To me it’s weird how close Crysis comes to something that would come out in 2019. If you were to play a 12 year old game in 2007, it would not look and play like a slightly more modest version of whatever people were playing in 2007. You’d be playing a very early Playstation game or a very late 16-bit game. Maybe this is because the Cambrian explosion of Moore’s Law started slowing down in the 2010’s. Or maybe it’s because better-looking graphics started requiring exponentially more and more computational power. But it still feels weird to me. At every point in my life, I can remember electronics changing drastically from one decade to the next. In the 90’s, everyone listened to music on CD players. Then by the 2000’s everyone wanted iPods until the 2010’s when those merged into the digital Swiss army knife of the smart phone. Playing Crysis 10 years later is kind of like using a 10 year old smart phone. It’s not as lavish as what’s available today, but it’s still eerily similar.

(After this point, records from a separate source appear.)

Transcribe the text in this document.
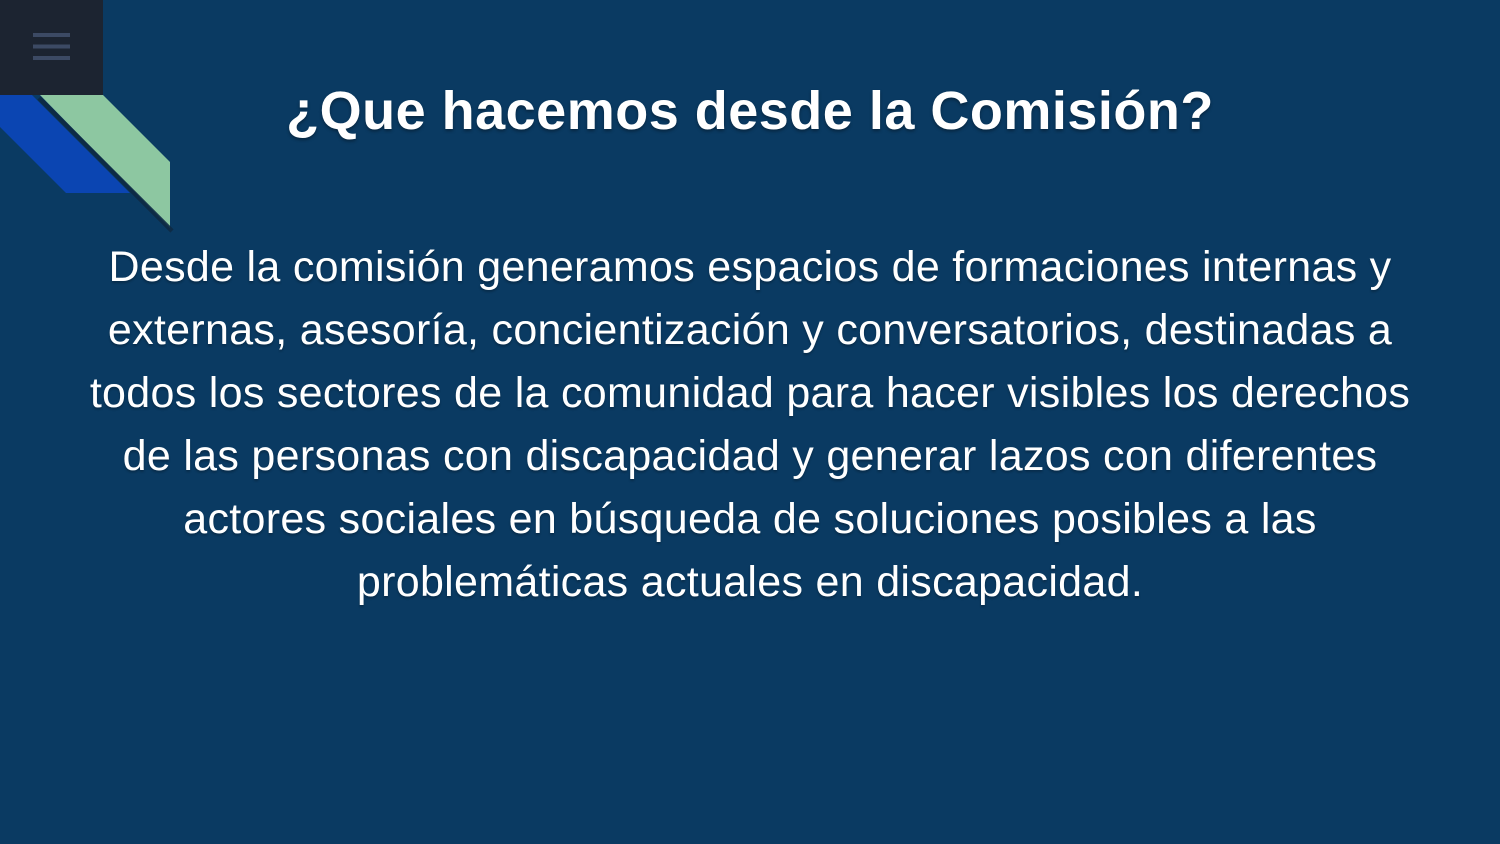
¿Que hacemos desde la Comisión?
Desde la comisión generamos espacios de formaciones internas y
externas, asesoría, concientización y conversatorios, destinadas a
todos los sectores de la comunidad para hacer visibles los derechos
de las personas con discapacidad y generar lazos con diferentes
actores sociales en búsqueda de soluciones posibles a las
problemáticas actuales en discapacidad.
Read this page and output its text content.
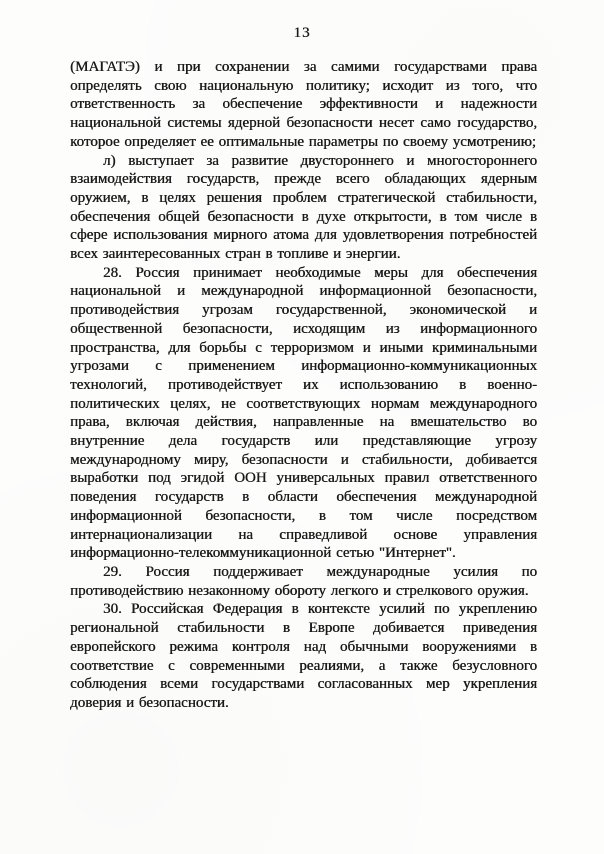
13

(МАГАТЭ) и при сохранении за самими государствами права определять свою национальную политику; исходит из того, что ответственность за обеспечение эффективности и надежности национальной системы ядерной безопасности несет само государство, которое определяет ее оптимальные параметры по своему усмотрению;

л) выступает за развитие двустороннего и многостороннего взаимодействия государств, прежде всего обладающих ядерным оружием, в целях решения проблем стратегической стабильности, обеспечения общей безопасности в духе открытости, в том числе в сфере использования мирного атома для удовлетворения потребностей всех заинтересованных стран в топливе и энергии.

28. Россия принимает необходимые меры для обеспечения национальной и международной информационной безопасности, противодействия угрозам государственной, экономической и общественной безопасности, исходящим из информационного пространства, для борьбы с терроризмом и иными криминальными угрозами с применением информационно-коммуникационных технологий, противодействует их использованию в военно-политических целях, не соответствующих нормам международного права, включая действия, направленные на вмешательство во внутренние дела государств или представляющие угрозу международному миру, безопасности и стабильности, добивается выработки под эгидой ООН универсальных правил ответственного поведения государств в области обеспечения международной информационной безопасности, в том числе посредством интернационализации на справедливой основе управления информационно-телекоммуникационной сетью "Интернет".

29. Россия поддерживает международные усилия по противодействию незаконному обороту легкого и стрелкового оружия.

30. Российская Федерация в контексте усилий по укреплению региональной стабильности в Европе добивается приведения европейского режима контроля над обычными вооружениями в соответствие с современными реалиями, а также безусловного соблюдения всеми государствами согласованных мер укрепления доверия и безопасности.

Crysis’s “ego-shooter” design philosophy left me wondering why I was enjoying it so much. I’m really vocal about how modern gaming killed challenge and skill, but I still kept coming back to it, playing an hour or so after work. Then I started thinking about what it means to “play” and I came to the conclusion that Crysis has less to do with this:
and more to do with this:
The boys in that commercial are all in their 40’s now, but I’d wager that the impulse to drive little plastic figurines around in jeeps and helicopters and have imaginary wars never completely went away. They would just simulate it on a supercomputer because it’s more convenient and socially acceptable now.